An ancient canoe has been excavated from Martin Mere and is on display in the Atkinson Art Gallery and Library.

==Prehistory and legend==
The depression in the land which would later become Martin Mere was formed at the end of the Devensian glaciation in Britain, the last glaciation before the current interglacial period, the Flandrian. As glaciers retreated from northwest England, they left behind a vast expanse of boulder clay, the product of glaciers grinding on the rock's surface.

As the glaciers retreated northwards during summer, the environment of northwest England became very wet. "The newly formed valleys of the Mersey, Ribble, Dee and Lake District rivers likely created a large delta in the Irish Sea, around 50 miles (80 km) west of the current coastline. Around 12,000 years ago, sea levels were approximately 164 feet (50m) lower than today, and the entire Lancashire plain, along with the land to its west, was a freshwater landscape of rivers, streams and lakes". These lakes formed in depressions within the boulder clay, and one of these, south of the Ribble, gradually developed into the early Martin Mere.
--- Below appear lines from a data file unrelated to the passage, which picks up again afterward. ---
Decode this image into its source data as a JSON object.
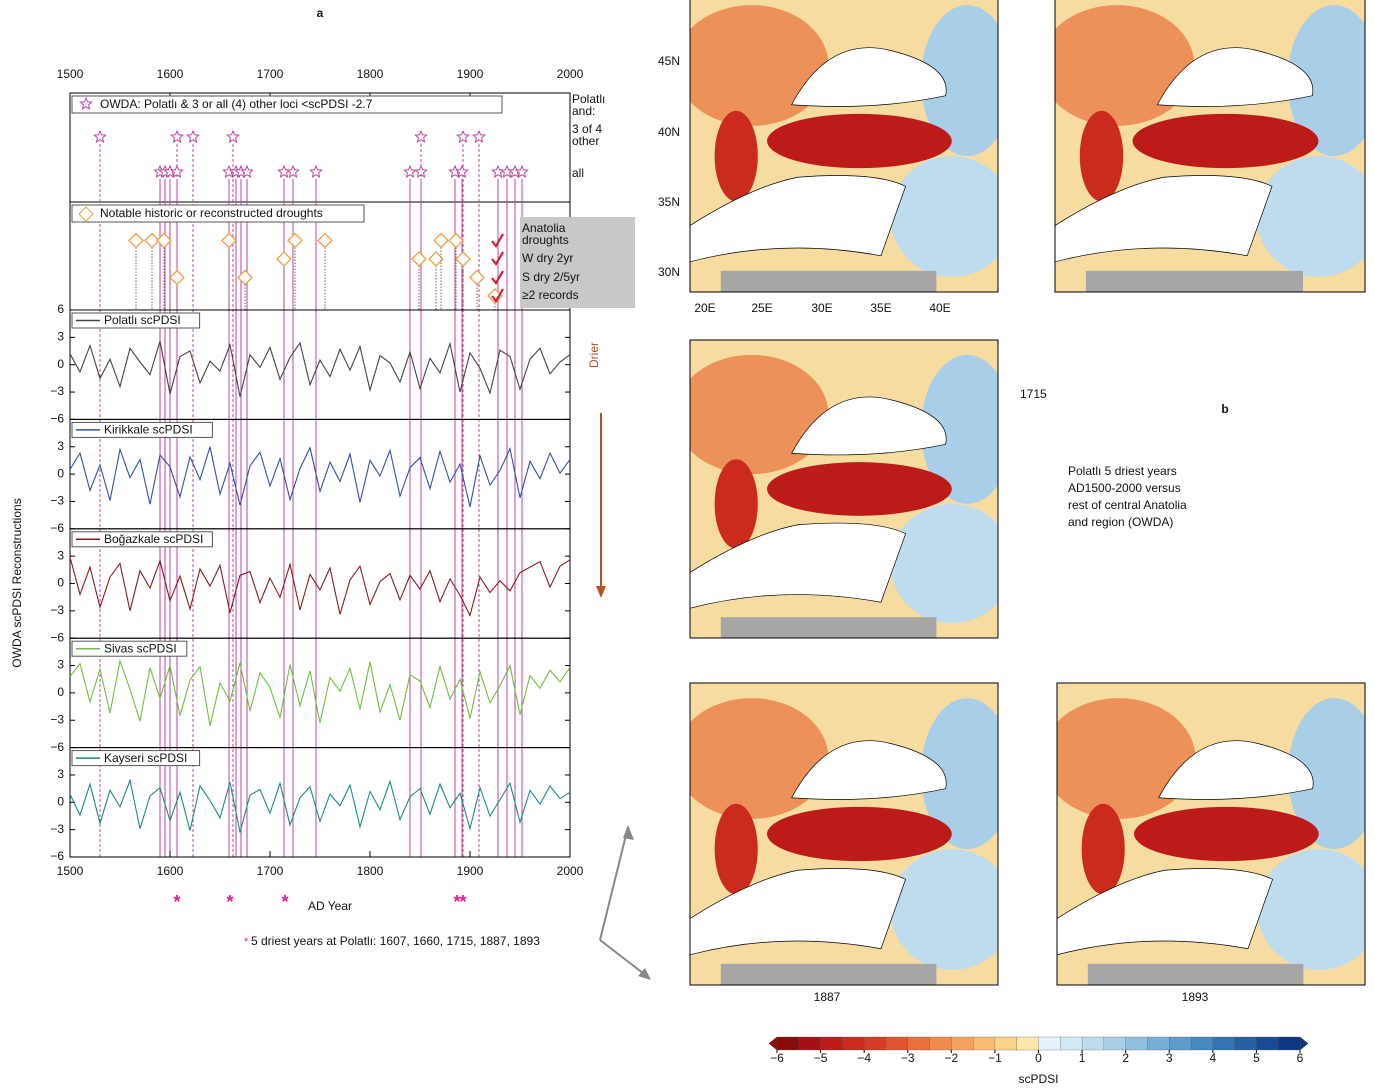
{
  "figure": {
    "panel_a": "a",
    "panel_b": "b",
    "y_label": "OWDA scPDSI Reconstructions",
    "x_label": "AD Year",
    "footnote_marker": "*",
    "footnote": "5 driest years at Polatlı: 1607, 1660, 1715, 1887, 1893",
    "driest_years": [
      1607,
      1660,
      1715,
      1887,
      1893
    ],
    "marker_color": "#e0208a",
    "drier": "Drier",
    "drier_color": "#b5541c",
    "caption": [
      "Polatlı 5 driest years",
      "AD1500-2000 versus",
      "rest of central Anatolia",
      "and region (OWDA)"
    ]
  },
  "maps": {
    "lat_labels": [
      "45N",
      "40N",
      "35N",
      "30N"
    ],
    "lon_labels": [
      "20E",
      "25E",
      "30E",
      "35E",
      "40E"
    ],
    "years": [
      "1715",
      "1887",
      "1893"
    ]
  },
  "chart_data": [
    {
      "type": "event",
      "xlim": [
        1500,
        2000
      ],
      "xticks": [
        1500,
        1600,
        1700,
        1800,
        1900,
        2000
      ],
      "star_legend": "OWDA: Polatlı & 3 or all (4) other loci <scPDSI -2.7",
      "star_color": "#c040a0",
      "row_labels": [
        "Polatlı",
        "and:",
        "3 of 4",
        "other",
        "all"
      ],
      "stars_3of4": [
        1530,
        1607,
        1623,
        1663,
        1851,
        1893,
        1909
      ],
      "stars_all": [
        1590,
        1595,
        1600,
        1607,
        1659,
        1666,
        1671,
        1677,
        1714,
        1723,
        1746,
        1840,
        1851,
        1885,
        1892,
        1928,
        1937,
        1945,
        1952
      ],
      "diamond_legend": "Notable historic or reconstructed droughts",
      "diamond_color": "#f0a040",
      "diamonds": {
        "x": [
          1566,
          1582,
          1594,
          1607,
          1659,
          1675,
          1714,
          1725,
          1755,
          1849,
          1866,
          1871,
          1886,
          1893,
          1907,
          1925
        ],
        "level": [
          1,
          1,
          1,
          3,
          1,
          3,
          2,
          1,
          1,
          2,
          2,
          1,
          1,
          2,
          3,
          4
        ]
      },
      "box_texts": [
        "Anatolia",
        "droughts",
        "W dry 2yr",
        "S dry 2/5yr",
        "≥2 records"
      ],
      "check_color": "#d02030"
    },
    {
      "type": "line",
      "name": "Polatlı scPDSI",
      "color": "#444444",
      "xlim": [
        1500,
        2000
      ],
      "ylim": [
        -6,
        6
      ],
      "yticks": [
        {
          "value": -6,
          "label": "−6"
        },
        {
          "value": -3,
          "label": "−3"
        },
        0,
        3,
        6
      ],
      "x": [
        1500,
        1510,
        1520,
        1530,
        1540,
        1550,
        1560,
        1570,
        1580,
        1590,
        1600,
        1610,
        1620,
        1630,
        1640,
        1650,
        1660,
        1670,
        1680,
        1690,
        1700,
        1710,
        1720,
        1730,
        1740,
        1750,
        1760,
        1770,
        1780,
        1790,
        1800,
        1810,
        1820,
        1830,
        1840,
        1850,
        1860,
        1870,
        1880,
        1890,
        1900,
        1910,
        1920,
        1930,
        1940,
        1950,
        1960,
        1970,
        1980,
        1990,
        2000
      ],
      "values": [
        1.2,
        -0.8,
        2.1,
        -1.5,
        0.6,
        -2.4,
        1.8,
        0.3,
        -1.1,
        2.6,
        -3.2,
        0.9,
        1.5,
        -2.0,
        0.4,
        -0.7,
        2.2,
        -3.5,
        1.1,
        -0.3,
        1.9,
        -1.6,
        0.8,
        2.4,
        -2.2,
        0.5,
        -1.3,
        1.7,
        -0.6,
        2.0,
        -2.8,
        1.0,
        0.2,
        -1.9,
        1.4,
        -2.6,
        0.7,
        -0.9,
        2.3,
        -3.0,
        1.3,
        -0.4,
        -3.1,
        1.6,
        0.9,
        -2.7,
        0.6,
        1.8,
        -1.0,
        0.3,
        1.1
      ]
    },
    {
      "type": "line",
      "name": "Kirikkale scPDSI",
      "color": "#3050b0",
      "xlim": [
        1500,
        2000
      ],
      "ylim": [
        -6,
        6
      ],
      "yticks": [
        {
          "value": -6,
          "label": "−6"
        },
        {
          "value": -3,
          "label": "−3"
        },
        0,
        3
      ],
      "x": [
        1500,
        1510,
        1520,
        1530,
        1540,
        1550,
        1560,
        1570,
        1580,
        1590,
        1600,
        1610,
        1620,
        1630,
        1640,
        1650,
        1660,
        1670,
        1680,
        1690,
        1700,
        1710,
        1720,
        1730,
        1740,
        1750,
        1760,
        1770,
        1780,
        1790,
        1800,
        1810,
        1820,
        1830,
        1840,
        1850,
        1860,
        1870,
        1880,
        1890,
        1900,
        1910,
        1920,
        1930,
        1940,
        1950,
        1960,
        1970,
        1980,
        1990,
        2000
      ],
      "values": [
        0.5,
        2.3,
        -1.8,
        1.0,
        -2.9,
        2.7,
        -0.4,
        1.6,
        -3.3,
        2.1,
        0.8,
        -2.5,
        1.9,
        -0.6,
        3.0,
        -2.2,
        1.2,
        -3.4,
        0.9,
        2.4,
        -1.3,
        1.7,
        -2.8,
        0.6,
        2.9,
        -1.9,
        1.3,
        -0.8,
        2.2,
        -3.1,
        1.5,
        -0.2,
        2.6,
        -2.4,
        0.7,
        1.8,
        -1.6,
        2.5,
        -0.9,
        1.1,
        -3.6,
        2.0,
        -1.2,
        0.4,
        2.8,
        -2.6,
        1.4,
        -0.5,
        2.3,
        0.1,
        1.6
      ]
    },
    {
      "type": "line",
      "name": "Boğazkale scPDSI",
      "color": "#8b1a1a",
      "xlim": [
        1500,
        2000
      ],
      "ylim": [
        -6,
        6
      ],
      "yticks": [
        {
          "value": -6,
          "label": "−6"
        },
        {
          "value": -3,
          "label": "−3"
        },
        0,
        3
      ],
      "x": [
        1500,
        1510,
        1520,
        1530,
        1540,
        1550,
        1560,
        1570,
        1580,
        1590,
        1600,
        1610,
        1620,
        1630,
        1640,
        1650,
        1660,
        1670,
        1680,
        1690,
        1700,
        1710,
        1720,
        1730,
        1740,
        1750,
        1760,
        1770,
        1780,
        1790,
        1800,
        1810,
        1820,
        1830,
        1840,
        1850,
        1860,
        1870,
        1880,
        1890,
        1900,
        1910,
        1920,
        1930,
        1940,
        1950,
        1960,
        1970,
        1980,
        1990,
        2000
      ],
      "values": [
        2.9,
        -1.2,
        1.8,
        -2.6,
        0.7,
        2.2,
        -3.0,
        1.4,
        -0.5,
        2.5,
        -1.9,
        0.8,
        -2.8,
        1.6,
        -0.3,
        2.0,
        -3.2,
        0.9,
        1.3,
        -2.1,
        0.6,
        -1.5,
        2.1,
        -2.9,
        1.0,
        -0.7,
        1.7,
        -3.4,
        0.4,
        1.9,
        -2.3,
        0.2,
        1.1,
        -1.8,
        0.9,
        -0.6,
        1.4,
        -2.0,
        0.5,
        -1.3,
        -3.5,
        0.7,
        -1.0,
        0.3,
        -0.8,
        1.2,
        1.8,
        2.4,
        -0.4,
        1.9,
        2.6
      ]
    },
    {
      "type": "line",
      "name": "Sivas scPDSI",
      "color": "#6cc040",
      "xlim": [
        1500,
        2000
      ],
      "ylim": [
        -6,
        6
      ],
      "yticks": [
        {
          "value": -6,
          "label": "−6"
        },
        {
          "value": -3,
          "label": "−3"
        },
        0,
        3
      ],
      "x": [
        1500,
        1510,
        1520,
        1530,
        1540,
        1550,
        1560,
        1570,
        1580,
        1590,
        1600,
        1610,
        1620,
        1630,
        1640,
        1650,
        1660,
        1670,
        1680,
        1690,
        1700,
        1710,
        1720,
        1730,
        1740,
        1750,
        1760,
        1770,
        1780,
        1790,
        1800,
        1810,
        1820,
        1830,
        1840,
        1850,
        1860,
        1870,
        1880,
        1890,
        1900,
        1910,
        1920,
        1930,
        1940,
        1950,
        1960,
        1970,
        1980,
        1990,
        2000
      ],
      "values": [
        1.8,
        3.2,
        -1.0,
        2.6,
        -2.2,
        3.5,
        0.4,
        -3.1,
        2.8,
        -0.6,
        3.0,
        -2.5,
        1.4,
        2.9,
        -3.6,
        1.1,
        -0.9,
        3.3,
        -2.0,
        2.2,
        0.6,
        -2.7,
        3.1,
        -1.4,
        2.4,
        -3.3,
        1.7,
        0.2,
        2.7,
        -1.8,
        3.4,
        -2.1,
        0.9,
        -3.0,
        2.0,
        1.3,
        -1.6,
        2.9,
        -0.7,
        1.5,
        -2.8,
        2.3,
        -1.1,
        0.8,
        3.0,
        -2.4,
        1.9,
        0.5,
        2.5,
        1.2,
        2.8
      ]
    },
    {
      "type": "line",
      "name": "Kayseri scPDSI",
      "color": "#1a8a8a",
      "xlim": [
        1500,
        2000
      ],
      "ylim": [
        -6,
        6
      ],
      "yticks": [
        {
          "value": -6,
          "label": "−6"
        },
        {
          "value": -3,
          "label": "−3"
        },
        0,
        3
      ],
      "xticks": [
        1500,
        1600,
        1700,
        1800,
        1900,
        2000
      ],
      "x": [
        1500,
        1510,
        1520,
        1530,
        1540,
        1550,
        1560,
        1570,
        1580,
        1590,
        1600,
        1610,
        1620,
        1630,
        1640,
        1650,
        1660,
        1670,
        1680,
        1690,
        1700,
        1710,
        1720,
        1730,
        1740,
        1750,
        1760,
        1770,
        1780,
        1790,
        1800,
        1810,
        1820,
        1830,
        1840,
        1850,
        1860,
        1870,
        1880,
        1890,
        1900,
        1910,
        1920,
        1930,
        1940,
        1950,
        1960,
        1970,
        1980,
        1990,
        2000
      ],
      "values": [
        0.9,
        -1.4,
        2.0,
        -2.3,
        1.3,
        -0.5,
        2.4,
        -2.9,
        0.7,
        1.6,
        -2.0,
        1.1,
        -3.1,
        1.8,
        0.2,
        -1.7,
        2.2,
        -3.3,
        0.8,
        1.4,
        -1.2,
        2.1,
        -2.5,
        0.5,
        1.7,
        -2.1,
        0.9,
        -0.4,
        1.9,
        -2.7,
        1.2,
        -0.8,
        2.3,
        -1.9,
        0.6,
        1.5,
        -1.3,
        2.0,
        -0.6,
        1.0,
        -2.9,
        1.6,
        -1.5,
        0.3,
        2.1,
        -2.2,
        1.3,
        -0.2,
        1.8,
        0.4,
        1.1
      ]
    },
    {
      "type": "colorbar",
      "label": "scPDSI",
      "xlim": [
        -6,
        6
      ],
      "xticks": [
        {
          "value": -6,
          "label": "−6"
        },
        {
          "value": -5,
          "label": "−5"
        },
        {
          "value": -4,
          "label": "−4"
        },
        {
          "value": -3,
          "label": "−3"
        },
        {
          "value": -2,
          "label": "−2"
        },
        {
          "value": -1,
          "label": "−1"
        },
        0,
        1,
        2,
        3,
        4,
        5,
        6
      ],
      "colors": [
        "#8b0a0a",
        "#a50f15",
        "#bd1a1a",
        "#cb2a1f",
        "#d73a26",
        "#e0552f",
        "#e8703b",
        "#ef8a49",
        "#f4a45a",
        "#f8bd70",
        "#fbd38b",
        "#fde7ab",
        "#e6f2fa",
        "#d3e8f5",
        "#bfdcef",
        "#a9cfe8",
        "#90bfdf",
        "#76aed5",
        "#5c9bca",
        "#4689bf",
        "#3474b2",
        "#2660a3",
        "#1a4b92",
        "#0f3680"
      ]
    }
  ]
}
The environment at the time was dominated by glaciers to the north, and tundra-like environments with sparse vegetation and little megafauna, though polar bears, arctic foxes and reindeer will have been present. Flora would have included Salix herbacea and birch trees.

Local legend has it that the lake was home to the nymph Vivian, who stole the knight Lancelot as a child, and brought him up in the depths of the lake's waters. Lancelot was reputed to have been the ruler of Lancashire, the county being named after him.

==Present==
Part of the old mere is now the site of Martin Mere Wetland Centre, a wetland nature reserve managed by the Wildfowl and Wetlands Trust.